注:以下代码为原创,若发现bug,万望指出,若有问题,欢迎交流,转载请指明出处。若能有助于一二访客,幸甚。
欢迎关注babyos 的成长历程和宝贝计划:https://github.com/guzhoudiaoke/babyos/wiki
前面已经实现了一个简易的图形库,那么实现一个简单的图形界面是理所当然的事。
babyos走的是好玩、可爱、漂亮的路线,怎么好玩怎么来,怎么漂亮怎么来,所以这个图形界面还是着实费了一番功夫的,属于高级山寨。

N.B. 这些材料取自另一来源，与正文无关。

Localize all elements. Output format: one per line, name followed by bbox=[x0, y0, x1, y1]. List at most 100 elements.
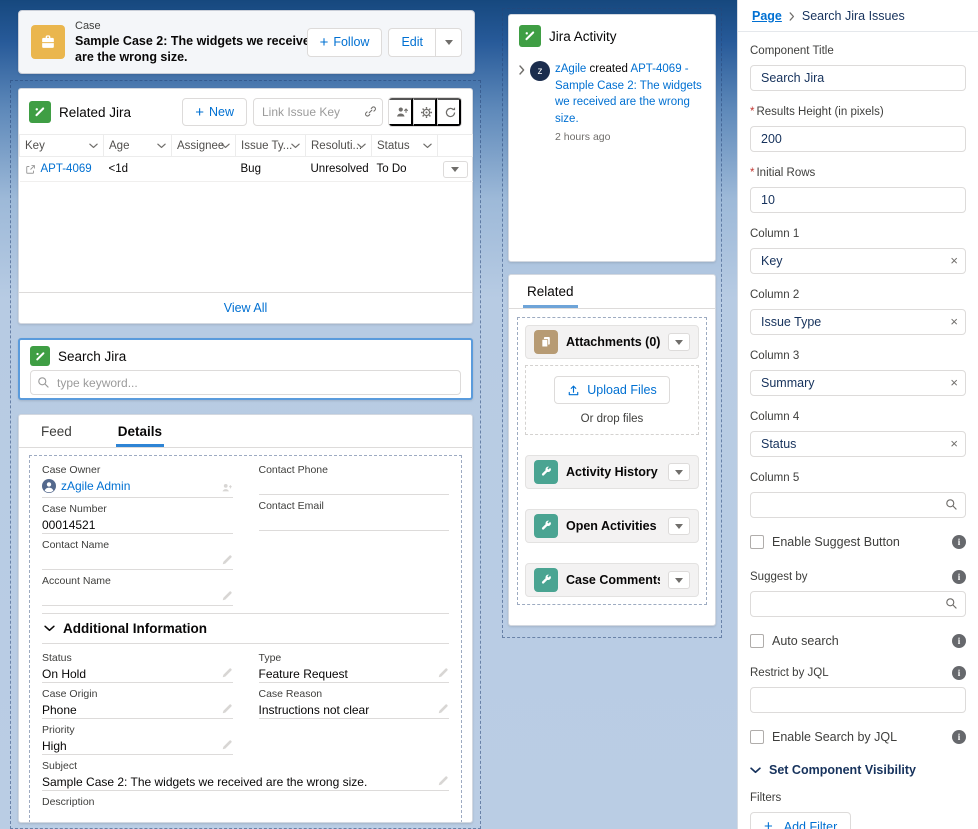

虽然没有什么技术含量,但画面着实焕然一新,也算作一点进步。
系统已经定名为babyos,翻译作宝贝/宝宝操作系统,则她画出来的界面叫做“涂鸦”也是情理之中的事儿,当然这是高级山寨涂鸦喽~
图形界面暂时定名为graffiti,译作“涂鸦”,虽然是髙仿真Ubuntu Gnome的一种情景模式,但实现方法与它毫无关系(当然是水的多了)。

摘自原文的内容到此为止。